Dossier : IMM-12249-22

Référence : 2024 CF 623

[TRADUCTION FRANÇAISE]

Toronto (Ontario), le 24 avril 2024

En présence de madame la juge Aylen

ENTRE :

K.C. WILLIAM LUK

demandeur

et

LE MINISTRE DE LA CITOYENNETÉ

ET DE L’IMMIGRATION et LE PROCUREUR GÉNÉRAL DU CANADA

défendeurs

JUGEMENT ET MOTIFS

[1] Le demandeur, un citoyen de Hong Kong, en Chine, qui n’est pas représenté par un avocat, sollicite le contrôle judiciaire de la décision du 6 octobre 2022 par laquelle un agent des visas [l’agent] a refusé de lui délivrer un permis d’études pour qu’il puisse obtenir un diplôme en gestion des arts de la boulangerie et de la pâtisserie du collège Centennial.

[2] Dans sa demande de permis d’études, le demandeur a déclaré qu’il étudiait au Canada, notamment dans le programme de gestion des arts de la boulangerie et de la pâtisserie, pour être admissible au volet A de la politique d’intérêt public temporaire pour les résidents de Hong Kong qui se trouvent actuellement au Canada afin d’obtenir le statut de résident permanent.

[3] L’agent a rejeté la demande de permis d’études du demandeur parce qu’il n’était pas convaincu que le demandeur quitterait le Canada à la fin de son séjour, comme l’exige l’alinéa 216(1)b) du Règlement sur l’immigration et la protection des réfugiés, DORS/2002-227 [le RIPR], et qu’il avait conclu que l’objet de la visite du demandeur au Canada n’était pas compatible avec un séjour temporaire.

[4] La présente demande soulève deux questions, soit (i) celle de savoir si la décision de l’agent était déraisonnable et (ii) celle de savoir s’il y a eu atteinte au droit du demandeur à l’équité procédurale à la suite de l’application, aux dires du demandeur, d’un algorithme pour choisir les personnes qui devraient obtenir ou non un permis d’études (plutôt qu’à la suite d’une décision de l’agent) ou d’actes malveillants ou d’insubordination de l’agent.

[5] Pour ce qui est de la première question, la norme de contrôle présumée pour apprécier le bien-fondé de la décision de l’agent est celle de la décision raisonnable.
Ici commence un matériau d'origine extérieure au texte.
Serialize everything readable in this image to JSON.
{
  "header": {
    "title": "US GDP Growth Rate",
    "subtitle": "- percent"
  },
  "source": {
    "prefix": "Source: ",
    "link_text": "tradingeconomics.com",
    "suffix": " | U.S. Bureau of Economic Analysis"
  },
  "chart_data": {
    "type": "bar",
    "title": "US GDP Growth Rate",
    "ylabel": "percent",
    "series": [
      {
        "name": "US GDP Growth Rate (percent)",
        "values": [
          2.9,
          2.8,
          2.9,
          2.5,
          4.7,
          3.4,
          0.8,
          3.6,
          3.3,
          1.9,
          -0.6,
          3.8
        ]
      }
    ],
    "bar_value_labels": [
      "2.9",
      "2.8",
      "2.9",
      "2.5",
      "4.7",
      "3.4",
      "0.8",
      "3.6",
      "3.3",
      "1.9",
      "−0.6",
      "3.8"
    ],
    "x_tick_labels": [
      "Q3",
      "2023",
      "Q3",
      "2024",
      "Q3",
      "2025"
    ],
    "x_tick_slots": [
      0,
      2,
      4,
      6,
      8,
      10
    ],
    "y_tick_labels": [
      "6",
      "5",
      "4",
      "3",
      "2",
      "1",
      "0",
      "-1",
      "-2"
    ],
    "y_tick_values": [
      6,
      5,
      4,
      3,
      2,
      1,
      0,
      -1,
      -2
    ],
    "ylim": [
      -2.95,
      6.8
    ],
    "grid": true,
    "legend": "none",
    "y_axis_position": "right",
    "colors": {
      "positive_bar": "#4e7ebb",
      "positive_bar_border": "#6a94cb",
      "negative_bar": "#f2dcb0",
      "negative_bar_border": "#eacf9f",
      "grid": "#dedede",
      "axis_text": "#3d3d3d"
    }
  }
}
Aucune exception à cette présomption n’a été soulevée ni ne s’applique [voir Canada (Ministre de la Citoyenneté et de l’Immigration) c Vavilov, 2019 CSC 65 aux para 23, 25].

[6] Le cadre général pour le contrôle judiciaire des rejets de permis d’études a été abordé récemment dans la décision Nesarzadeh c Canada (Citoyenneté et Immigration), 2023 CF 568 aux para 5-9, où plusieurs principes clés ont été recensés :

• Une décision raisonnable doit expliquer le résultat obtenu, à la lumière du droit et des principaux faits.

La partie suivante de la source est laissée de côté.